The NASA mission control team for the Curiousity Mars rover has named its landing spot for the NWT’s capital city, Yellowknife, and the reason they did was because Yellowknife’s location on the ancient Canadian Shield is a close match to the same geology in the Gale Crater on Mars.
The following text is from a CBC radio news item:
Yellowknife is now not only the capital of the Northwest Territories, it is also a small chunk of land on Mars. NASA said it has named the spot on Mars where the Curiosity rover landed Aug. 5 after the city on Great Slave Lake.
Joy Crisp, deputy project scientist, said it’s a fitting name because the N.W.T.’s capital has the oldest rock on Earth — 2.7 billion years old.
“So we went to Mars to really get at some of the ancient geology because that’s where we think there might be evidence of past environments similar to those on Earth,” she said.
She said they’re wondering whether those environments might have been favourable for life.
Before landing, the mission’s science team began creating a geological map of about 390 square kilometres within Gale Crater, including the landing area. The mapping project divided the area into 151 quadrangles of about 2.6 square kilometres each. Curiosity landed in the quadrangle called Yellowknife.
“Right now, the MSL rover is at the very beginning of its expedition; its mission, to explore this unusual area of Mars,” said John Spray, director of the Planetary and Space Science Centre at the University of New Brunswick.

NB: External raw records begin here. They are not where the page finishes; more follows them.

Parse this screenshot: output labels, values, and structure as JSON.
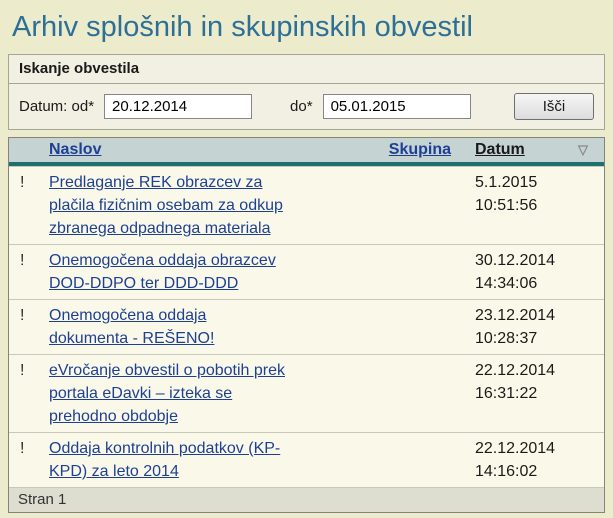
{
  "page": {
    "title": "Arhiv splošnih in skupinskih obvestil"
  },
  "search": {
    "panel_title": "Iskanje obvestila",
    "from_label": "Datum: od*",
    "to_label": "do*",
    "date_from": "20.12.2014",
    "date_to": "05.01.2015",
    "search_button_label": "Išči"
  },
  "table": {
    "headers": {
      "naslov": "Naslov",
      "skupina": "Skupina",
      "datum": "Datum"
    },
    "sort_icon": "▽",
    "rows": [
      {
        "marker": "!",
        "title": "Predlaganje REK obrazcev za plačila fizičnim osebam za odkup zbranega odpadnega materiala",
        "date": "5.1.2015",
        "time": "10:51:56"
      },
      {
        "marker": "!",
        "title": "Onemogočena oddaja obrazcev DOD-DDPO ter DDD-DDD",
        "date": "30.12.2014",
        "time": "14:34:06"
      },
      {
        "marker": "!",
        "title": "Onemogočena oddaja dokumenta - REŠENO!",
        "date": "23.12.2014",
        "time": "10:28:37"
      },
      {
        "marker": "!",
        "title": "eVročanje obvestil o pobotih prek portala eDavki – izteka se prehodno obdobje",
        "date": "22.12.2014",
        "time": "16:31:22"
      },
      {
        "marker": "!",
        "title": "Oddaja kontrolnih podatkov (KP-KPD) za leto 2014",
        "date": "22.12.2014",
        "time": "14:16:02"
      }
    ],
    "footer": "Stran 1"
  },
  "colors": {
    "page-bg": "#ECECCD",
    "title": "#2E6F96",
    "panel-bg": "#F1F0E2",
    "panel-border": "#A5A596",
    "header-bg": "#C5D3D3",
    "accent-teal": "#1E6F70",
    "link": "#1E4094",
    "row-bg": "#FAF9E9",
    "row-divider": "#C9C9BA",
    "footer-bg": "#DEDED0",
    "table-border": "#83837B"
  }
}
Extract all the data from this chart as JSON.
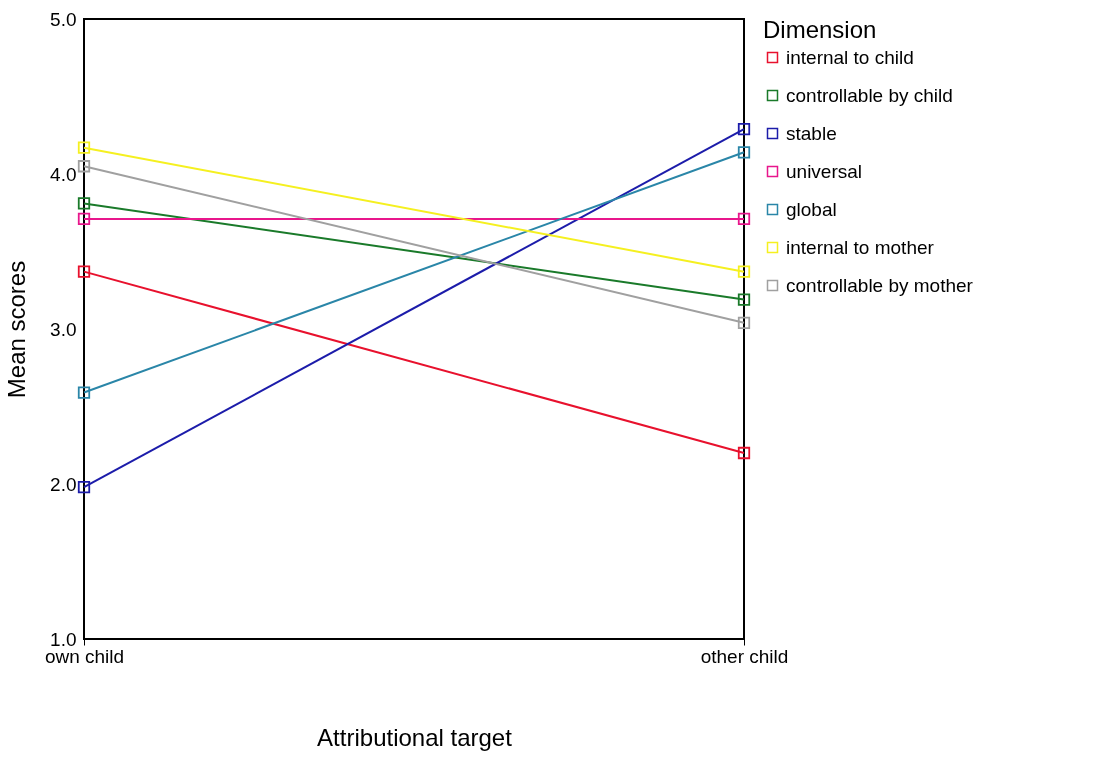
{
  "chart_data": {
    "type": "line",
    "xlabel": "Attributional target",
    "ylabel": "Mean scores",
    "legend_title": "Dimension",
    "categories": [
      "own child",
      "other child"
    ],
    "series": [
      {
        "name": "internal to child",
        "color": "#e8112d",
        "values": [
          3.37,
          2.2
        ]
      },
      {
        "name": "controllable by child",
        "color": "#1a7a2a",
        "values": [
          3.81,
          3.19
        ]
      },
      {
        "name": "stable",
        "color": "#1c1caa",
        "values": [
          1.98,
          4.29
        ]
      },
      {
        "name": "universal",
        "color": "#e8168c",
        "values": [
          3.71,
          3.71
        ]
      },
      {
        "name": "global",
        "color": "#2a86a8",
        "values": [
          2.59,
          4.14
        ]
      },
      {
        "name": "internal to mother",
        "color": "#f5f020",
        "values": [
          4.17,
          3.37
        ]
      },
      {
        "name": "controllable by mother",
        "color": "#a0a0a0",
        "values": [
          4.05,
          3.04
        ]
      }
    ],
    "ylim": [
      1.0,
      5.0
    ],
    "yticks": [
      {
        "value": 1,
        "label": "1.0"
      },
      {
        "value": 2,
        "label": "2.0"
      },
      {
        "value": 3,
        "label": "3.0"
      },
      {
        "value": 4,
        "label": "4.0"
      },
      {
        "value": 5,
        "label": "5.0"
      }
    ],
    "grid": false,
    "legend": "right",
    "marker": "square",
    "line_style": "solid"
  }
}
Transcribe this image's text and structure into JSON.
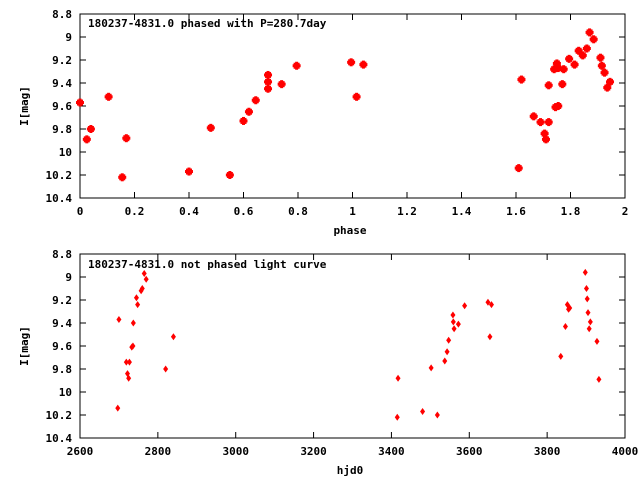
{
  "chart_data": [
    {
      "type": "scatter",
      "title": "180237-4831.0 phased with P=280.7day",
      "xlabel": "phase",
      "ylabel": "I[mag]",
      "xlim": [
        0,
        2
      ],
      "ylim": [
        8.8,
        10.4
      ],
      "y_inverted": true,
      "marker": "square",
      "color": "#ff0000",
      "xticks": [
        0,
        0.2,
        0.4,
        0.6,
        0.8,
        1,
        1.2,
        1.4,
        1.6,
        1.8,
        2
      ],
      "xtick_labels": [
        "0",
        "0.2",
        "0.4",
        "0.6",
        "0.8",
        "1",
        "1.2",
        "1.4",
        "1.6",
        "1.8",
        "2"
      ],
      "yticks": [
        8.8,
        9,
        9.2,
        9.4,
        9.6,
        9.8,
        10,
        10.2,
        10.4
      ],
      "ytick_labels": [
        "8.8",
        "9",
        "9.2",
        "9.4",
        "9.6",
        "9.8",
        "10",
        "10.2",
        "10.4"
      ],
      "series": [
        {
          "points": [
            [
              0.0,
              9.57
            ],
            [
              0.025,
              9.89
            ],
            [
              0.04,
              9.8
            ],
            [
              0.105,
              9.52
            ],
            [
              0.155,
              10.22
            ],
            [
              0.17,
              9.88
            ],
            [
              0.4,
              10.17
            ],
            [
              0.48,
              9.79
            ],
            [
              0.55,
              10.2
            ],
            [
              0.6,
              9.73
            ],
            [
              0.62,
              9.65
            ],
            [
              0.645,
              9.55
            ],
            [
              0.69,
              9.33
            ],
            [
              0.69,
              9.39
            ],
            [
              0.69,
              9.45
            ],
            [
              0.74,
              9.41
            ],
            [
              0.795,
              9.25
            ],
            [
              0.995,
              9.22
            ],
            [
              1.015,
              9.52
            ],
            [
              1.04,
              9.24
            ],
            [
              1.61,
              10.14
            ],
            [
              1.62,
              9.37
            ],
            [
              1.665,
              9.69
            ],
            [
              1.69,
              9.74
            ],
            [
              1.705,
              9.84
            ],
            [
              1.71,
              9.89
            ],
            [
              1.72,
              9.74
            ],
            [
              1.72,
              9.42
            ],
            [
              1.74,
              9.28
            ],
            [
              1.745,
              9.61
            ],
            [
              1.75,
              9.23
            ],
            [
              1.755,
              9.27
            ],
            [
              1.755,
              9.6
            ],
            [
              1.77,
              9.41
            ],
            [
              1.775,
              9.28
            ],
            [
              1.795,
              9.19
            ],
            [
              1.815,
              9.24
            ],
            [
              1.83,
              9.12
            ],
            [
              1.845,
              9.16
            ],
            [
              1.86,
              9.1
            ],
            [
              1.87,
              8.96
            ],
            [
              1.885,
              9.02
            ],
            [
              1.91,
              9.18
            ],
            [
              1.915,
              9.25
            ],
            [
              1.925,
              9.31
            ],
            [
              1.935,
              9.44
            ],
            [
              1.945,
              9.39
            ]
          ]
        }
      ]
    },
    {
      "type": "scatter",
      "title": "180237-4831.0 not phased light curve",
      "xlabel": "hjd0",
      "ylabel": "I[mag]",
      "xlim": [
        2600,
        4000
      ],
      "ylim": [
        8.8,
        10.4
      ],
      "y_inverted": true,
      "marker": "diamond",
      "color": "#ff0000",
      "xticks": [
        2600,
        2800,
        3000,
        3200,
        3400,
        3600,
        3800,
        4000
      ],
      "xtick_labels": [
        "2600",
        "2800",
        "3000",
        "3200",
        "3400",
        "3600",
        "3800",
        "4000"
      ],
      "yticks": [
        8.8,
        9,
        9.2,
        9.4,
        9.6,
        9.8,
        10,
        10.2,
        10.4
      ],
      "ytick_labels": [
        "8.8",
        "9",
        "9.2",
        "9.4",
        "9.6",
        "9.8",
        "10",
        "10.2",
        "10.4"
      ],
      "series": [
        {
          "points": [
            [
              2697,
              10.14
            ],
            [
              2700,
              9.37
            ],
            [
              2719,
              9.74
            ],
            [
              2722,
              9.84
            ],
            [
              2725,
              9.88
            ],
            [
              2727,
              9.74
            ],
            [
              2733,
              9.61
            ],
            [
              2736,
              9.6
            ],
            [
              2737,
              9.4
            ],
            [
              2745,
              9.18
            ],
            [
              2748,
              9.24
            ],
            [
              2757,
              9.12
            ],
            [
              2760,
              9.1
            ],
            [
              2765,
              8.97
            ],
            [
              2770,
              9.02
            ],
            [
              2820,
              9.8
            ],
            [
              2840,
              9.52
            ],
            [
              3415,
              10.22
            ],
            [
              3417,
              9.88
            ],
            [
              3480,
              10.17
            ],
            [
              3502,
              9.79
            ],
            [
              3518,
              10.2
            ],
            [
              3537,
              9.73
            ],
            [
              3543,
              9.65
            ],
            [
              3547,
              9.55
            ],
            [
              3558,
              9.33
            ],
            [
              3559,
              9.39
            ],
            [
              3561,
              9.45
            ],
            [
              3572,
              9.41
            ],
            [
              3588,
              9.25
            ],
            [
              3648,
              9.22
            ],
            [
              3653,
              9.52
            ],
            [
              3657,
              9.24
            ],
            [
              3835,
              9.69
            ],
            [
              3847,
              9.43
            ],
            [
              3852,
              9.24
            ],
            [
              3855,
              9.28
            ],
            [
              3858,
              9.27
            ],
            [
              3898,
              8.96
            ],
            [
              3901,
              9.1
            ],
            [
              3903,
              9.19
            ],
            [
              3905,
              9.31
            ],
            [
              3908,
              9.45
            ],
            [
              3911,
              9.39
            ],
            [
              3928,
              9.56
            ],
            [
              3933,
              9.89
            ]
          ]
        }
      ]
    }
  ]
}
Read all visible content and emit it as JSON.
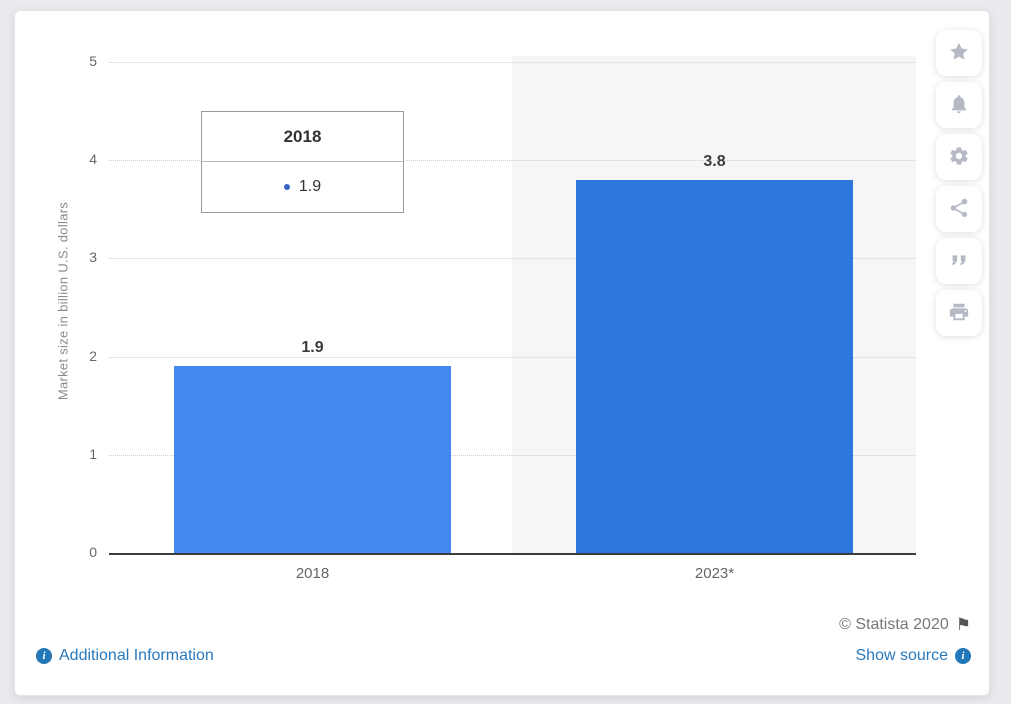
{
  "chart_data": {
    "type": "bar",
    "title": "",
    "categories": [
      "2018",
      "2023*"
    ],
    "values": [
      1.9,
      3.8
    ],
    "value_labels": [
      "1.9",
      "3.8"
    ],
    "xlabel": "",
    "ylabel": "Market size in billion U.S. dollars",
    "ylim": [
      0,
      5
    ],
    "yticks": [
      "5",
      "4",
      "3",
      "2",
      "1",
      "0"
    ],
    "grid": "dotted horizontal gridlines",
    "legend": "none",
    "bar_colors": [
      "#4489ef",
      "#2e77dc"
    ],
    "highlighted_category": "2023*",
    "highlight_band_color": "#f6f6f8"
  },
  "tooltip": {
    "title": "2018",
    "value": "1.9",
    "marker_color": "#3a64c8"
  },
  "toolbar": {
    "icons": [
      "star-icon",
      "bell-icon",
      "gear-icon",
      "share-icon",
      "quote-icon",
      "print-icon"
    ]
  },
  "footer": {
    "copyright": "© Statista 2020",
    "flag_glyph": "⚑",
    "additional_info_label": "Additional Information",
    "show_source_label": "Show source",
    "info_icon_glyph": "i",
    "link_color": "#2779bd"
  }
}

“There’s an analogy I think with frontier regions like Yellowknife which is a hub for geological exploration, for mineral wealth, and for general exploration missions into the north of Canada.”
“It’s kind of neat when anything gets Yellowknife some recognition,” said Mayor Gordon Van Tighem. “So we’ve gone now from national notoriety to international to extraterrestrial.”
Yellowknife prospector Walt Humphries said he would love to be up there looking around with the robot but he knows it’s going to be a while before he can stake a claim.
“There’s a few logistical problems,” he said. “We thought working in the High Arctic was bad. Getting to Mars and back will be a bit of a challenge.”
The rock sample in the photo above is the mineral called gneiss, 3.962 billions years old, found north of Yellowknife. The rock around the city itself is only 2.7 billion.